Wystarczy jednak choćby przysiąść na ławce w zielonym miejscu albo oglądać piękne widoki na folderach, aby także poprawić pamięć i bystrość myślenia – wynika z badań Rogera Ulricha, psychologa z Texas A&M University.

Wykazał on, że kreatywność pracowników korporacji, którzy w sali konferencyjnej oglądali zdjęcia z gór czy znad morza, rosła o ok. 15 procent. Także dzieci uczące się w klasach z widokiem na trawnik czy drzewa miały lepsze stopnie niż uczniowie z klas, których okna wychodziły na ulicę. Wniosek z tego prosty – przynajmniej niektóre konferencje i lekcje powinny odbywać się w parku.
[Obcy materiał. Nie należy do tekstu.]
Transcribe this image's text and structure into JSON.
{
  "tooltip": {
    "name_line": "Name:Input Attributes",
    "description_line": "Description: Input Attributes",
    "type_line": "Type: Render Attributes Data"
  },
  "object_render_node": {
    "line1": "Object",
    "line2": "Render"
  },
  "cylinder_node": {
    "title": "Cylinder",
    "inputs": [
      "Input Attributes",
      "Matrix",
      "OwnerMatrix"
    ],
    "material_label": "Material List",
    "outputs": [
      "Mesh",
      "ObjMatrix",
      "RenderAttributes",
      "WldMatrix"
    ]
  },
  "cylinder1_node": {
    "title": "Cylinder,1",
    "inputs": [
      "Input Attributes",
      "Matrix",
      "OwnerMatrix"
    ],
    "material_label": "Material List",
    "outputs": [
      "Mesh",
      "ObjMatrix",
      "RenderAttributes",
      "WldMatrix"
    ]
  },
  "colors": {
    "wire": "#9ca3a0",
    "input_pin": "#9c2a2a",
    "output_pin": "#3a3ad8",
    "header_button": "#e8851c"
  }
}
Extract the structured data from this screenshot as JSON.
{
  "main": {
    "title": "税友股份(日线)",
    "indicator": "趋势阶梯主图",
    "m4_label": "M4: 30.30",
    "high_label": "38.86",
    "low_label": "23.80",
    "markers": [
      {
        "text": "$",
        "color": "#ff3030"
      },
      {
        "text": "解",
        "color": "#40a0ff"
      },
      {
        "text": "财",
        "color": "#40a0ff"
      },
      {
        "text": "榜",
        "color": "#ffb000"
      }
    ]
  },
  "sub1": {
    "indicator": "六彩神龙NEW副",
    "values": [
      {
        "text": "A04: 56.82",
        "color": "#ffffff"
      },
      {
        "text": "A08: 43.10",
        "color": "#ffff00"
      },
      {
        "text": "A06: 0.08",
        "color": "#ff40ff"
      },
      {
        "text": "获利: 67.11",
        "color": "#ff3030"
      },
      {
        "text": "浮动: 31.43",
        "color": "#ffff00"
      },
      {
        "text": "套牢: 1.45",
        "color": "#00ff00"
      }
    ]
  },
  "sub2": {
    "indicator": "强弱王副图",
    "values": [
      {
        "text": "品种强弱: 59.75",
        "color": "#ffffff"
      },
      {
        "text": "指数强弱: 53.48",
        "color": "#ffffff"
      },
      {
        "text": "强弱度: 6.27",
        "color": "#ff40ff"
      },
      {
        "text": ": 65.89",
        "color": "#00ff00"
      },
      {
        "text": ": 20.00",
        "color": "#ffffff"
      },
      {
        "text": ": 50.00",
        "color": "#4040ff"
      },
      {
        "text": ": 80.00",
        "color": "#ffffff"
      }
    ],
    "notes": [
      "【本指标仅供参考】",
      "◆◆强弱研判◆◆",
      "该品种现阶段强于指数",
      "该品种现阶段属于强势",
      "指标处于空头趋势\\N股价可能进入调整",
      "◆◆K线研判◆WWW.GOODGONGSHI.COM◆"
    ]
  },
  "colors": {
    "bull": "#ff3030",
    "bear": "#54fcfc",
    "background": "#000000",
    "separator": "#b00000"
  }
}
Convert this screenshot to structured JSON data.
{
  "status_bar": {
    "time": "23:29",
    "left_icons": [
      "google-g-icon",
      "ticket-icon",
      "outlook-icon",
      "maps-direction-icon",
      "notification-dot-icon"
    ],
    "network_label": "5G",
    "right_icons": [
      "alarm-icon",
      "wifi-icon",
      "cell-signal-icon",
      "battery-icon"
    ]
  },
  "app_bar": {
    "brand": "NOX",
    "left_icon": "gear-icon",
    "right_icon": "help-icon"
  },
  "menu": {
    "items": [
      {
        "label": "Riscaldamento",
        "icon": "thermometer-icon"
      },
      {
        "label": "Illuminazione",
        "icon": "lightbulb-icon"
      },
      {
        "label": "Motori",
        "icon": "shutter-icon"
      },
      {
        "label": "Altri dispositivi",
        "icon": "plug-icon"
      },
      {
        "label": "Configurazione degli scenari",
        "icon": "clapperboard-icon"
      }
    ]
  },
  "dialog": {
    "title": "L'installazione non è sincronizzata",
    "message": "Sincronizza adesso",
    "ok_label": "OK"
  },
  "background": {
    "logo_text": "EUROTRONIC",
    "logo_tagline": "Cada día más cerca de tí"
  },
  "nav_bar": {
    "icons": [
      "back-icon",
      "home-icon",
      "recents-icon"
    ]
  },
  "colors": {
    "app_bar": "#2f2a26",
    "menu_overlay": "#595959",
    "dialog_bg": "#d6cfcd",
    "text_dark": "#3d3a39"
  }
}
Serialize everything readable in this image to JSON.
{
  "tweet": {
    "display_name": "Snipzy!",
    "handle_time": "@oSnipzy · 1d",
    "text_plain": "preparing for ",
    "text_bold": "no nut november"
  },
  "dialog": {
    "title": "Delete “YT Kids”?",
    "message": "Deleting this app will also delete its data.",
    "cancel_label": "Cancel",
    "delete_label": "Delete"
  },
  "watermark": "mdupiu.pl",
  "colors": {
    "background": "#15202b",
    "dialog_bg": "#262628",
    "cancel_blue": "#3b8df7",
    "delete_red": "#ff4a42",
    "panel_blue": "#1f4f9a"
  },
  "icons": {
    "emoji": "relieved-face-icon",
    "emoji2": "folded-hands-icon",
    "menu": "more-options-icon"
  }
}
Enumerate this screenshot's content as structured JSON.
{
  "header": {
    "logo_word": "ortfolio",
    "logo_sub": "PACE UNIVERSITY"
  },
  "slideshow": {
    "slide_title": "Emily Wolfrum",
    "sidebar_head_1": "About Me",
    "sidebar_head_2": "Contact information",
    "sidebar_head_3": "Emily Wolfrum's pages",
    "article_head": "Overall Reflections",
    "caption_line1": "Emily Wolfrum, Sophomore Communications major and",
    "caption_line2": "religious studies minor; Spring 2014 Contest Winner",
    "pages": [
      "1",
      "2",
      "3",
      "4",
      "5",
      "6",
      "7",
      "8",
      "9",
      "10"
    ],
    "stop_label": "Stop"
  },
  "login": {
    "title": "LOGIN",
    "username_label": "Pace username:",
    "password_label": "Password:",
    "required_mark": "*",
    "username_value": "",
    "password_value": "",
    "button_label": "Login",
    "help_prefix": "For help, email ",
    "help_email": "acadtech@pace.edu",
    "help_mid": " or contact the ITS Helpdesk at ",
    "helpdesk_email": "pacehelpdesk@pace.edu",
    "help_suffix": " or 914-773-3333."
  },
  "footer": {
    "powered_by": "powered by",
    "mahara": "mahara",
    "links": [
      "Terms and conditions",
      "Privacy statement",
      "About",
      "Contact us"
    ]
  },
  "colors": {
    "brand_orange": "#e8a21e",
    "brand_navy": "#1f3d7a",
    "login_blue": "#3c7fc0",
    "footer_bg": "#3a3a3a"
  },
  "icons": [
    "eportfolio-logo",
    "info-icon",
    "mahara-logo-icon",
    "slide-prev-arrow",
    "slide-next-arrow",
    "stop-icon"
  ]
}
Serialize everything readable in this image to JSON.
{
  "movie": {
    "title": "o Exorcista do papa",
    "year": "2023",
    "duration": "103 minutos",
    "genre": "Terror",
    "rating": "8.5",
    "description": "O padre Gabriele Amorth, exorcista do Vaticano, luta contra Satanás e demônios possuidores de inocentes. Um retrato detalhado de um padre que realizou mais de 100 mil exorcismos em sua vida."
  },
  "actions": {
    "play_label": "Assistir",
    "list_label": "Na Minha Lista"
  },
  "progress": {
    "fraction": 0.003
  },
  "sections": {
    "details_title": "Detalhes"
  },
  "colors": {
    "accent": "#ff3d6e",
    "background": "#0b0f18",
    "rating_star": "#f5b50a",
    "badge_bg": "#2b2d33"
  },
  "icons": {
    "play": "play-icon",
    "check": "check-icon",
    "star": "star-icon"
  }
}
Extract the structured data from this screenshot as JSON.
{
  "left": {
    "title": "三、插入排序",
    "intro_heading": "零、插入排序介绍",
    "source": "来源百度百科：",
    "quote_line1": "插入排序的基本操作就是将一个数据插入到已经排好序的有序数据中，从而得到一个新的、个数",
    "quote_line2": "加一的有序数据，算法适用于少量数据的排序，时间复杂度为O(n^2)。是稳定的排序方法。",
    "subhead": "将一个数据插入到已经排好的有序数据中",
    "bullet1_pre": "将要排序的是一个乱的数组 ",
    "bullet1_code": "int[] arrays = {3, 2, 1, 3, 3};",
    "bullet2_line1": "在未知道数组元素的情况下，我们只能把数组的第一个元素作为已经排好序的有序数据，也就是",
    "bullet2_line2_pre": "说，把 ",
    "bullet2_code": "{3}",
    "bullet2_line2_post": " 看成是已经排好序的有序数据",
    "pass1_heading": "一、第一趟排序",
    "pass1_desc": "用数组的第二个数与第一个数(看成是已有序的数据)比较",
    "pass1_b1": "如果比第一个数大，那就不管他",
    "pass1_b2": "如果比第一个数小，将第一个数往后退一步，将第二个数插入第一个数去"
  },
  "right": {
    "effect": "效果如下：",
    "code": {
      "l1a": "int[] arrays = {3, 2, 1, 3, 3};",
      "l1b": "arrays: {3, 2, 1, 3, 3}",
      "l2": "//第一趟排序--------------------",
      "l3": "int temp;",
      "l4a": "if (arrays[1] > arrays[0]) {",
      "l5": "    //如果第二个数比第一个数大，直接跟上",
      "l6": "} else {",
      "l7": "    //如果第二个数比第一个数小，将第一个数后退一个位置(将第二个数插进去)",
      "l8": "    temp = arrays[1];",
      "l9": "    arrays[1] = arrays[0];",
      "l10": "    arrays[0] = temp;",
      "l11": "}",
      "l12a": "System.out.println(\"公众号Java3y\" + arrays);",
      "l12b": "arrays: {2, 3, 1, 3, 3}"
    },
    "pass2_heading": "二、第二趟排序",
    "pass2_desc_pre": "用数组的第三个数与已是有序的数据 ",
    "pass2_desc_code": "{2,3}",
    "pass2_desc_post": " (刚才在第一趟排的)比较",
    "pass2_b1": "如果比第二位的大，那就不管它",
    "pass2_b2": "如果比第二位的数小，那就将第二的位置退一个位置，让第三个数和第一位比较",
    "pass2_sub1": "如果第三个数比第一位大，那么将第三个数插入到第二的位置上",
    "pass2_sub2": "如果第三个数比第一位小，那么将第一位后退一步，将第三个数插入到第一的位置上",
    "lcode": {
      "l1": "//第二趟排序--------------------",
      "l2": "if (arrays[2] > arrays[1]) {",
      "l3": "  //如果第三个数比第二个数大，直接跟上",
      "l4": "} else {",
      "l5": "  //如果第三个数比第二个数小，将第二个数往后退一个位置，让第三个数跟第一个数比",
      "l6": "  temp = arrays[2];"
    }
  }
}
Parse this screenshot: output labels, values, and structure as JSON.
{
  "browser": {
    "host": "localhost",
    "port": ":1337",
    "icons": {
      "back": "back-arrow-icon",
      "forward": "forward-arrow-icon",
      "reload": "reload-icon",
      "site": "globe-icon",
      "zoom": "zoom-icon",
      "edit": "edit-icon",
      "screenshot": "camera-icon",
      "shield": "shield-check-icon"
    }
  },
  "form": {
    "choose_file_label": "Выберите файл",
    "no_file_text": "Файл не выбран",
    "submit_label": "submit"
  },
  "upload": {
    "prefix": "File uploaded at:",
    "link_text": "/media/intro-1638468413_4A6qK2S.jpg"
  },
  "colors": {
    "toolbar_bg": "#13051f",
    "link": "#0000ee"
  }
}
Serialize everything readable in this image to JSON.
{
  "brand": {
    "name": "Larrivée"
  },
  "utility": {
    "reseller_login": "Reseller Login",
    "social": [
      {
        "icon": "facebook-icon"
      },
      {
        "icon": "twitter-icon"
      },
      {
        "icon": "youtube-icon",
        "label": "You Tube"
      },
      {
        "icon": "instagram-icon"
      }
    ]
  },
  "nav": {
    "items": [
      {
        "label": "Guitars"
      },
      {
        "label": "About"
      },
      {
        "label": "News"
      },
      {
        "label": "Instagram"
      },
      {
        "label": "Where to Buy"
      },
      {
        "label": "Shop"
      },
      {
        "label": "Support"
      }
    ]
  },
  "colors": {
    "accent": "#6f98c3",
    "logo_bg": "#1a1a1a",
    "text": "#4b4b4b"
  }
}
W naturze umysł jest bardziej wydajny, bo może harmonijniej pracować – tłumaczy autor badania. Z miasta dociera mnóstwo złożonych bodźców – szum ulicy, klaksony, głosy ludzi i warkot samochodów. Mózg traci dużo energii na to, by je uporządkować i zinterpretować. Na myślenie i zapamiętywanie przeznacza jej więc mniej. To może wyjaśniać, dlaczego kontakt z przyrodą ułatwia koncentrację i przyspiesza pracę mózgu. A także poprawia nastrój, co już jest przede wszystkim – jak twierdzą niektórzy uczeni – zasługą ujemnie naładowanych cząstek powietrza, które gromadzą wokół siebie rośliny.

Jony ujemne mają zwiększać poziom serotoniny w mózgu, stąd poprawa nastroju. Dr Michael Terman, psychiatra z Columbia University, wykazał nawet, że duża ilość tych jonów w otoczeniu jest równie skuteczna w leczeniu sezonowej depresji jak prozac, choć nie wszyscy naukowcy dają wiarę tym doniesieniom.

Wszyscy są za to zgodni, że do lasu, ogrodu czy parku warto wyruszyć nawet wtedy, gdy boli głowa, plecy czy zwichnięta kostka. Zieleń pomaga zwalczyć te dolegliwości – wskazują obserwacje Rogera Ulricha. Pacjenci na oddziałach chirurgicznych, którzy przez przypadek trafili do sal z widokiem na drzewa albo klomby z kwiatami, mniej cierpieli z powodu pooperacyjnego bólu (wymagali mniejszych dawek środków przeciwbólowych) i szybciej wracali do zdrowia niż ci, którzy przez okno oglądali mury szpitala. Nikt nie potrafi wyjaśnić tego fenomenu. Lekarze przypuszczają jedynie, że zieleń podnosi pacjentów na duchu i mobilizuje organizm do walki z bólem i chorobą. Wygląda więc na to, że jest lekiem na całe zło.